Biogen Idec re-enters gene therapy R&D with hemophilia focus
- Biogen Idec is teaming up with a non-profit organization, Fondazione Telethon, and a research institutution, Ospedale San Raffaele, in Italy to develop gene therapies to address hemophilia A and B.
- More than 10 years ago, Biogen decided to leave gene therapy research because it did not seem to be yielding results; however, new delivery technologies and compelling human clinical trial data have made this Cambridge-based company reconsider—and reinvest.
- The Italian non-profit organization has teamed up with the research institution to form a joint venture, which will receive $5 million upfront to delve into research.

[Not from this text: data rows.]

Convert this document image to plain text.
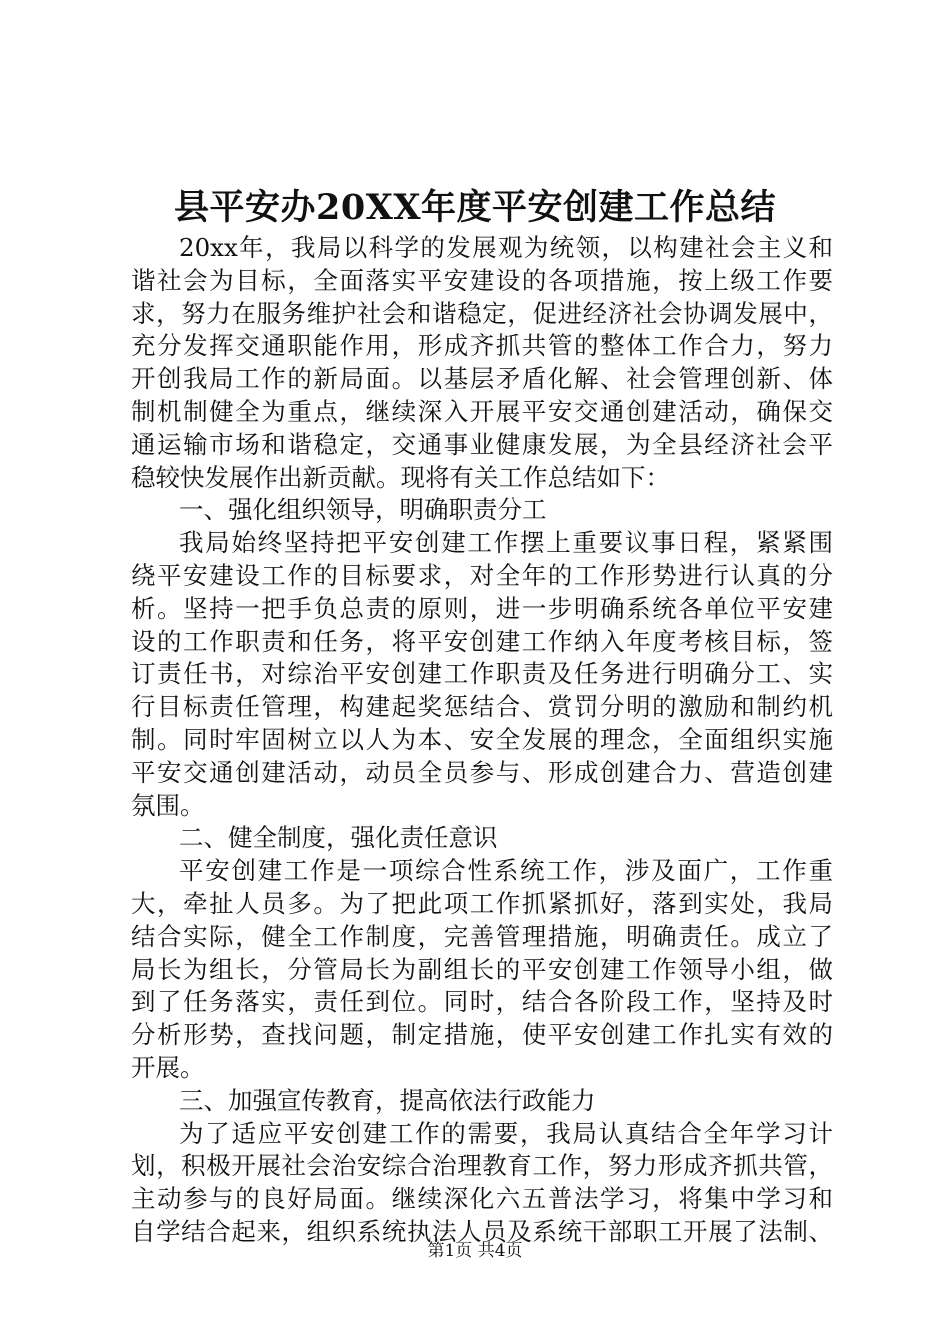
县平安办20XX年度平安创建工作总结
20xx年，我局以科学的发展观为统领，以构建社会主义和
谐社会为目标，全面落实平安建设的各项措施，按上级工作要
求，努力在服务维护社会和谐稳定，促进经济社会协调发展中，
充分发挥交通职能作用，形成齐抓共管的整体工作合力，努力
开创我局工作的新局面。以基层矛盾化解、社会管理创新、体
制机制健全为重点，继续深入开展平安交通创建活动，确保交
通运输市场和谐稳定，交通事业健康发展，为全县经济社会平
稳较快发展作出新贡献。现将有关工作总结如下：
一、强化组织领导，明确职责分工
我局始终坚持把平安创建工作摆上重要议事日程，紧紧围
绕平安建设工作的目标要求，对全年的工作形势进行认真的分
析。坚持一把手负总责的原则，进一步明确系统各单位平安建
设的工作职责和任务，将平安创建工作纳入年度考核目标，签
订责任书，对综治平安创建工作职责及任务进行明确分工、实
行目标责任管理，构建起奖惩结合、赏罚分明的激励和制约机
制。同时牢固树立以人为本、安全发展的理念，全面组织实施
平安交通创建活动，动员全员参与、形成创建合力、营造创建
氛围。
二、健全制度，强化责任意识
平安创建工作是一项综合性系统工作，涉及面广，工作重
大，牵扯人员多。为了把此项工作抓紧抓好，落到实处，我局
结合实际，健全工作制度，完善管理措施，明确责任。成立了
局长为组长，分管局长为副组长的平安创建工作领导小组，做
到了任务落实，责任到位。同时，结合各阶段工作，坚持及时
分析形势，查找问题，制定措施，使平安创建工作扎实有效的
开展。
三、加强宣传教育，提高依法行政能力
为了适应平安创建工作的需要，我局认真结合全年学习计
划，积极开展社会治安综合治理教育工作，努力形成齐抓共管，
主动参与的良好局面。继续深化六五普法学习，将集中学习和
自学结合起来，组织系统执法人员及系统干部职工开展了法制、
第1页 共4页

The basic idea that underlies gene therapy is using a modified virus or some other type of vector to deliver healthy genes into a cell, thereby replacing faulty genes. Unfortunately, despite the apparent logic of that theory, ineffective delivery technologies and safety concerns led to billions of wasted R&D dollars. The result: Not one gene therapy technique has been approved by the FDA.
Now some good news: In 2012, UniQure, a gene therapy that treats a rare metabolic disorder, received approval in the EU. In addition, bluebird bio has generated early-stage clinical trial results that are encouraging.
Biogen is refocusing its attention in the field of gene therapy and other therapeutic areas as well, including sickle cell anemia (as part of a partnership with Sangamo Biosciences). Hemophilia is considered a "sensible" target for gene therapy, and a worthwhile investment for Biogen.